Et comprendre finement qui sont ses meilleurs clients n'est pas toujours évident. Chez Photobox, on avait dû pas mal chercher avant de découvrir que c'était les femmes primipares dans les 6 1ers mois de l'accouchement (il y a des raisons objectives, mais souvent l'évidence ne vient qu'après un certain temps !). Chez Motoblouz on avait aussi dû faire des analyses multiples pour conclure que c'était les motards qui prenaient leur engin tous les jours de l'année, pas ceux qui avaient un "gros cube" ou tel type d'engin ou ceci ou cela (la aussi, rétrospectivement cela se comprend bien).
Et chez Plus-de-bulles, et bien..., je souhaite juste poser, pour illustrer l'efficacité du marketing, qu'il représente actuellement même pas 3% du CA...
Un modèle sain et rentable peut se définir d'une façon extrêmement simple : Life Time Value >>> COCA (dans le jargon, COCA, Cost of Customer Acquisition, coût d'acquisition client).

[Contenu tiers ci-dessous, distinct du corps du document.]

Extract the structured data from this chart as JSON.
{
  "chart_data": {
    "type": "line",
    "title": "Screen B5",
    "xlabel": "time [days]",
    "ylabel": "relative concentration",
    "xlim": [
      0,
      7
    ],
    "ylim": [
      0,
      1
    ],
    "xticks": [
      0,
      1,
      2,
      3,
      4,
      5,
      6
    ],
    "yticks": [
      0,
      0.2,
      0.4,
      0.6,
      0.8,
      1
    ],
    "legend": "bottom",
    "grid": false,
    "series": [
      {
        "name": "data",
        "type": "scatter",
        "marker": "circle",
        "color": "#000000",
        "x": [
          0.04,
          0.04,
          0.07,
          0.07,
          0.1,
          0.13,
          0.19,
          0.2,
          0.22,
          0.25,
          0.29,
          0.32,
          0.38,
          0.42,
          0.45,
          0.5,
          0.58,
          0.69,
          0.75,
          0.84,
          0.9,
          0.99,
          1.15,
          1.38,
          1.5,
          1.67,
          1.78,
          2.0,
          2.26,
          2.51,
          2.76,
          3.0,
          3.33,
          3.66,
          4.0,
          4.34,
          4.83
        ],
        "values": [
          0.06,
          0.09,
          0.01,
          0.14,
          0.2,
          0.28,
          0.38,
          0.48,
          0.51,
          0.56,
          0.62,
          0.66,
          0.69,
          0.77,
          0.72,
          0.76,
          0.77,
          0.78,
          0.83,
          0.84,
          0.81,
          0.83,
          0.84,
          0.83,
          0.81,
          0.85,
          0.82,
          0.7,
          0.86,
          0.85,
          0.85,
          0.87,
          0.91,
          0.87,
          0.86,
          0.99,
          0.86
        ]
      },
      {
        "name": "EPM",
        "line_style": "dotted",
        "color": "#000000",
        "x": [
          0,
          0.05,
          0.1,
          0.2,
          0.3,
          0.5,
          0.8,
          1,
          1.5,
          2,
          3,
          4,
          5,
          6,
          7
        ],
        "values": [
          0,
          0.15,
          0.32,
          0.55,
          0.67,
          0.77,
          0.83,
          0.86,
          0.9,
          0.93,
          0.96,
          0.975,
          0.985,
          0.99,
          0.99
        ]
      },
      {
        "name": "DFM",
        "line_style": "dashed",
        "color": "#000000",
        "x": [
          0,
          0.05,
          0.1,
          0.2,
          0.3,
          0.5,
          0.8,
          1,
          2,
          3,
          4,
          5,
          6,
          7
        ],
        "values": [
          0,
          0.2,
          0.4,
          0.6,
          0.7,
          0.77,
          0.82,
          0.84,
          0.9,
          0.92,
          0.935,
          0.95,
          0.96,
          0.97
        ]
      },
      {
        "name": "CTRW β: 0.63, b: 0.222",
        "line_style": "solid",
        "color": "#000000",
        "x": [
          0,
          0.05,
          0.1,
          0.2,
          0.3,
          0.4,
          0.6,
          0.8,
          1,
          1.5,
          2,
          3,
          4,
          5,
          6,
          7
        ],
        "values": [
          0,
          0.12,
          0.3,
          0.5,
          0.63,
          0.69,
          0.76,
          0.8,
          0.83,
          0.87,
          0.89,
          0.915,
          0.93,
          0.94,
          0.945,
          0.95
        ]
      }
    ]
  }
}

La Life Time Value étant la marge nette à la commande multipliée par le nombre de commandes qu'un client est en moyenne susceptible de faire sur la période où il reste fidèle.
Le COCA est généralement assez standard dans une industrie, bien entendu il y a des différences entre les entreprises (donner son COCA est d'ailleurs en soi une info plutôt confidentielle je trouve), mais la plus grande différence viendra surtout du repeat.

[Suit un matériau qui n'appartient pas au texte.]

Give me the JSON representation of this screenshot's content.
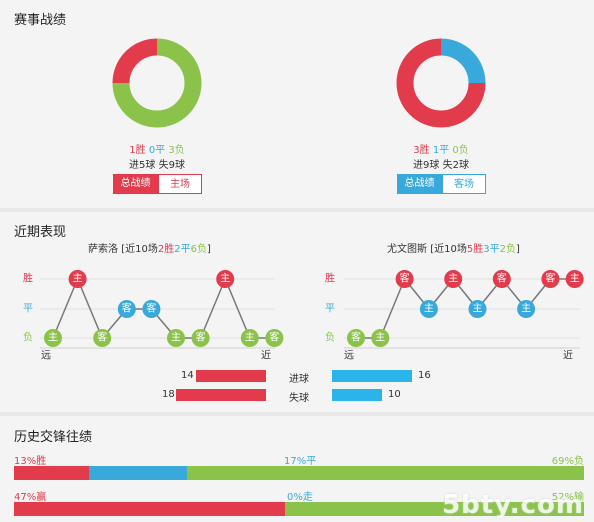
{
  "sections": {
    "record_title": "赛事战绩",
    "recent_title": "近期表现",
    "history_title": "历史交锋往绩"
  },
  "home": {
    "win": "1胜",
    "draw": "0平",
    "loss": "3负",
    "goals_line": "进5球  失9球",
    "btn_total": "总战绩",
    "btn_venue": "主场",
    "pie": [
      1,
      0,
      3
    ]
  },
  "away": {
    "win": "3胜",
    "draw": "1平",
    "loss": "0负",
    "goals_line": "进9球  失2球",
    "btn_total": "总战绩",
    "btn_venue": "客场",
    "pie": [
      3,
      1,
      0
    ]
  },
  "recent": {
    "home_team": "萨索洛",
    "home_summary_prefix": "[近10场",
    "home_win": "2胜",
    "home_draw": "2平",
    "home_loss": "6负",
    "home_suffix": "]",
    "away_team": "尤文图斯",
    "away_summary_prefix": "[近10场",
    "away_win": "5胜",
    "away_draw": "3平",
    "away_loss": "2负",
    "away_suffix": "]",
    "row_labels": [
      "胜",
      "平",
      "负"
    ],
    "far": "远",
    "near": "近",
    "home_results": [
      {
        "r": "L",
        "t": "主"
      },
      {
        "r": "W",
        "t": "主"
      },
      {
        "r": "L",
        "t": "客"
      },
      {
        "r": "D",
        "t": "客"
      },
      {
        "r": "D",
        "t": "客"
      },
      {
        "r": "L",
        "t": "主"
      },
      {
        "r": "L",
        "t": "客"
      },
      {
        "r": "W",
        "t": "主"
      },
      {
        "r": "L",
        "t": "主"
      },
      {
        "r": "L",
        "t": "客"
      }
    ],
    "away_results": [
      {
        "r": "L",
        "t": "客"
      },
      {
        "r": "L",
        "t": "主"
      },
      {
        "r": "W",
        "t": "客"
      },
      {
        "r": "D",
        "t": "主"
      },
      {
        "r": "W",
        "t": "主"
      },
      {
        "r": "D",
        "t": "主"
      },
      {
        "r": "W",
        "t": "客"
      },
      {
        "r": "D",
        "t": "主"
      },
      {
        "r": "W",
        "t": "客"
      },
      {
        "r": "W",
        "t": "主"
      }
    ]
  },
  "goals": {
    "scored_label": "进球",
    "conceded_label": "失球",
    "home_scored": 14,
    "home_conceded": 18,
    "away_scored": 16,
    "away_conceded": 10
  },
  "history": {
    "row1": {
      "win": "13%胜",
      "draw": "17%平",
      "loss": "69%负",
      "values": [
        13,
        17,
        69
      ]
    },
    "row2": {
      "win": "47%赢",
      "draw": "0%走",
      "loss": "52%输",
      "values": [
        47,
        0,
        52
      ]
    }
  },
  "colors": {
    "red": "#e23b4b",
    "blue": "#39a9dc",
    "green": "#8bc34a",
    "gray": "#888888"
  },
  "watermark": "5bty.com"
}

Quand j'ai initié l'acquisition d'Access Moto par Motoblouz en 2010, c'était assez striking : les COCA n'étaient pas tellement éloignés entre Motoblouz et Access Moto, mais cette dernière, de par notamment sa médiocre qualité de service, avait un repeat exécrable. C'est simple, les clients ne revenaient que très peu, et l'entreprise devait alors se ruiner tous les ans pour acquérir des nouveaux clients et arriver à un CA permettant de ne pas trop perdre d'argent...
Et tant qu'on a pas un bon repeat, signe à la fois d'un besoin client intrinsèque et d'une bonne offre de l'entreprise, donc que le ratio LTV/COCA n'est pas bon, il ne faut évidemment pas investir massivement en marketing car la on est sûr que c'est juste une fuite en avant qui conduit mécaniquement à la ruine de l'entreprise tôt ou tard.

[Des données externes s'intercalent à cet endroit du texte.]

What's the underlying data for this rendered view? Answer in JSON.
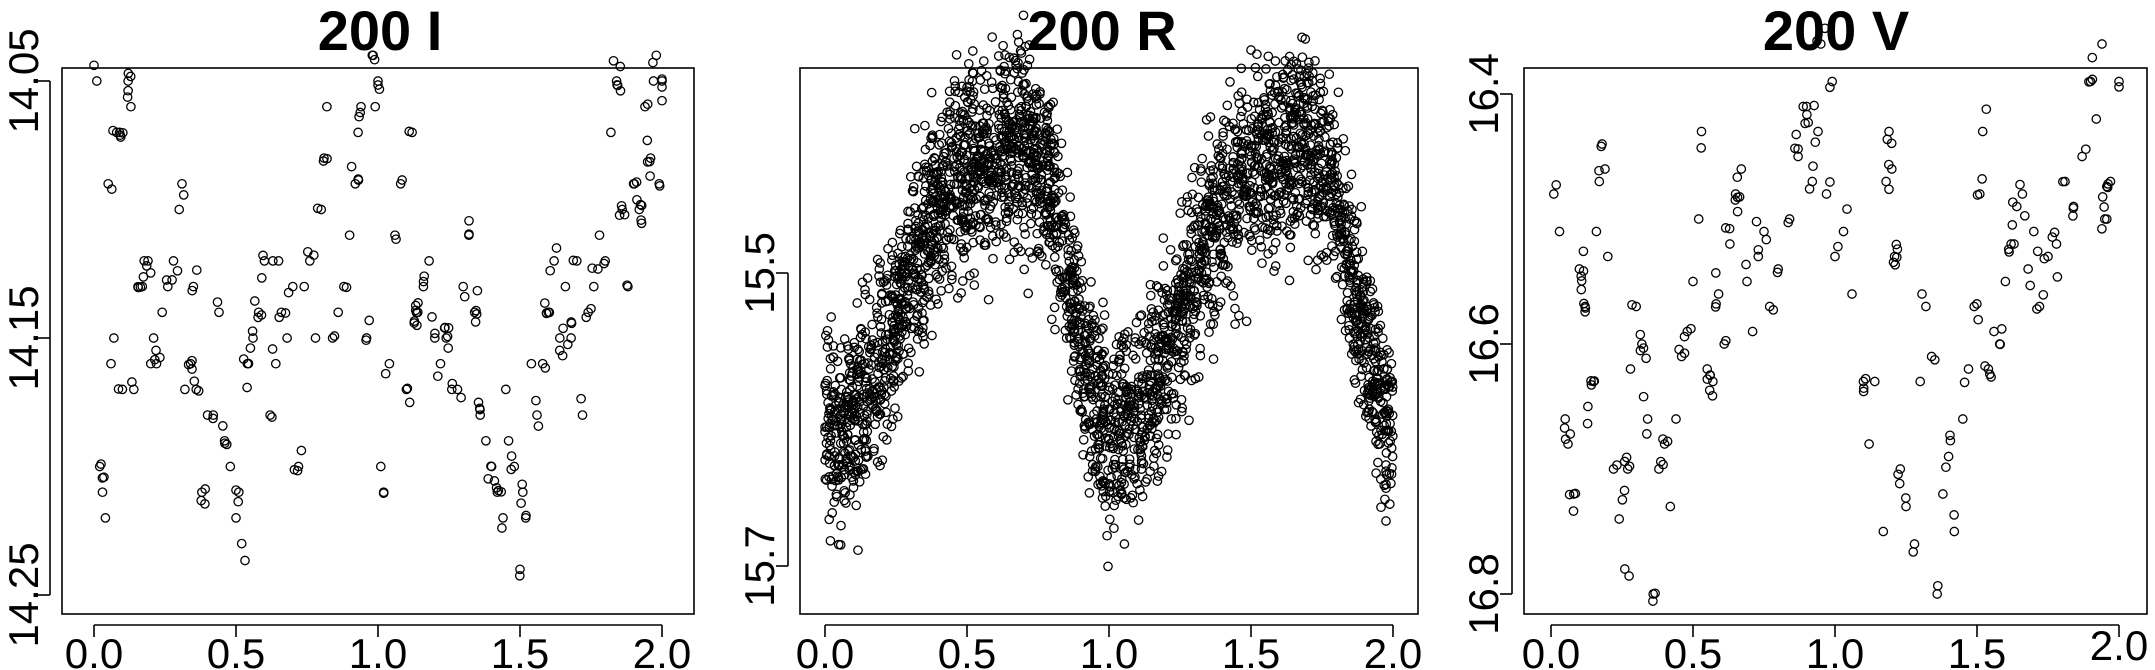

Tant que le ratio LTV/COCA n'est pas bon, la priorité est de le redresser en travaillant son positionnement et son offre, pas d'accélérer le marketing d'acquisition.
Side point, un bon repeat étant le signe notamment que la base de clients est satisfaite de l'offre de l'entreprise, cela améliore le COCA car il y aura mécaniquement plus de bouche à oreille positif, donc moins (relativement) de besoin d'acquisition payante.
Et pour revenir à Plus-de-Bulles, le ratio LTV/COCA est de l'ordre de 5 à 6 actuellement en moyenne, et probablement plutôt de l'ordre de 10 à 15x pour le coeur de cible, qui est celui des vrais amateurs de champagne. Des clients de 2010 reviennent encore 10 ans après, donc la Life Time est...très longue ! Cela permet une belle croissance saine et rentable. L'entreprise ne cherche pas à séduire de façon universelle, elle ne va en effet pas s'amuser à concurrencer les hypermarchés en vendant du Cordon Rouge ou du Nicolas Feuillate à -20%, cela apporterait sans doute un volume colossal, mais n'aurait aucun intérêt.
Trouver des segments plus pointus offrant une croissance vertueuse et rentable est d'ailleurs probablement la chose à faire pour la majorité des entreprises, plutôt que de chercher tout de suite l'offre universelle la plus large sur des marchés très importants. Car cette dernière stratégie exige logiquement énormément de capitaux. Bien entendu cela est toujours possible, certains y arrivent, mais de facto très peu.